Ukraine and a Larger Crisis.

            Walter Russell Mead argues American and European aid for Ukraine is neither “a charity project,” nor a distraction from the even-more-important Indo-Pacific region.[1]  Instead, it is “a golden opportunity” that we should seize “with both hands.”  He spells out some of what he means and leaves it to readers to understand other parts.  Not all of his argument is persuasive, but it is worth considering. 

Mead argues that Putin’s war against Ukraine “has ignited a national awakening.”  Post-war Ukraine, he predicts, “will be a formidable new force in Europe whose interests and outlook place it firmly in alignment with the U.S.”  Maybe, but also maybe not. 

            He seems to be on target about the “national awakening.”  Two qualifications need to be made.  First, that revival began well before the Russian invasion in February 2022.  The 2013-2014 “Euromaidan” grass-roots protests evicted the pro-Russian President Viktor Yanukovych.[2]  Russia’s reoccupation of Crimea and its sponsorship of pro-Russian movements in the Donbas followed.  Second, that revival has two fronts.  In 2019, voters elected Volodymyr Zelensky as President in a revolt against the endemic corruption in post-Soviet Ukraine.  Russia’s out-right invasion has diverted attention from the corruption issue, but some Ukrainian oligarchs don’t seem to have felt the same nationalist pride coursing through the veins of ordinary Ukrainians. 

            Mead may or may not be on target about a “formidable” post-war Ukraine.  He foresees a country with a “battle-tested army” that will “join Poland, the Baltic republics, and the Scandinavian countries” in a barricade against Russian expansion. 

Any future event can become the focus of present hopes and fears.  So all predictions should be taken with a grain of salt.  In the case of a formidable post-war Ukraine, other examples drawn from history urge caution.  In 1783, the new United States emerged from the War for Independence exhausted and with its people eager to turn their attention to other pressing concerns.  After the Second World War, the British people voted for domestic reforms, rather than the preservation of empire.  Defense spending fell sharply.  “Battle-tested armies” shrank mightily in both cases. 

Ukraine’s army largely consists of patriotic volunteers who rushed to the colors when Russia attacked.  They’re going to want to go back to civilian life when the war ends.  Americans estimate Ukrainian military casualties at 20,000 killed and 130,000 wounded; civilian deaths are estimated above 40,000.[3]  Much of the country has been physically devastated into the bargain.  Bouncing back from such losses will not be easy. 

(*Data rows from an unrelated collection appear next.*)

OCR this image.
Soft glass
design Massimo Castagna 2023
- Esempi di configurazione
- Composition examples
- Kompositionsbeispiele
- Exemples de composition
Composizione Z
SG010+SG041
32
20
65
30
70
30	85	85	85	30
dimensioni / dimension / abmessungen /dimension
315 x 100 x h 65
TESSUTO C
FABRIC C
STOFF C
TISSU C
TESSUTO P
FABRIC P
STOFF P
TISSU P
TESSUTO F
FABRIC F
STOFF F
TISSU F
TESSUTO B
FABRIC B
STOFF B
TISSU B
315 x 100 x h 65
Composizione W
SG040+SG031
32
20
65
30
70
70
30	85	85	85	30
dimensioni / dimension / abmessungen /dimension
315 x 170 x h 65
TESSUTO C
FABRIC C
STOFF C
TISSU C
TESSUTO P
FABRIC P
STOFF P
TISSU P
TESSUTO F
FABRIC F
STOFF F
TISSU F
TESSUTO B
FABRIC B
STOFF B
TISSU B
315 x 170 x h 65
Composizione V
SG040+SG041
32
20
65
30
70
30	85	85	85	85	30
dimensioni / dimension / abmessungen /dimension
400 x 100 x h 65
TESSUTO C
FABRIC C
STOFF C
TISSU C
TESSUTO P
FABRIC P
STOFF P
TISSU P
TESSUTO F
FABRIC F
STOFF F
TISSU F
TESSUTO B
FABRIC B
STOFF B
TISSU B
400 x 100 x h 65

            How will this redound to the benefit of the West elsewhere?  In two ways.  First, an exhausted, perhaps even defeated Russia will be no useful partner to Xi Jinping.  Mead argues that the Eastern bloc in NATO and the European Union will resist any post-war (or wartime, come to that) appeasement of Russia by the Western Europeans. 

            A defeat for Russia will revive the credibility of an American alliance, eroded by decades of mismanagement.  South Korea, Taiwan, Japan, and countries in Southeast Asia may all take heart in facing the Chinese danger.  Americans shouldn’t take a victory lap.  We’re just starting. 


[1] Walter Russell Mead, “Putin’s War Is America’s Opportunity,” WSJ, 30 May 2023. 

[2] See: “Winter on Fire: Ukraine’s Fight for Freedom” (dir. Evgeny Afineevsky, 2015).  Excellent documentary.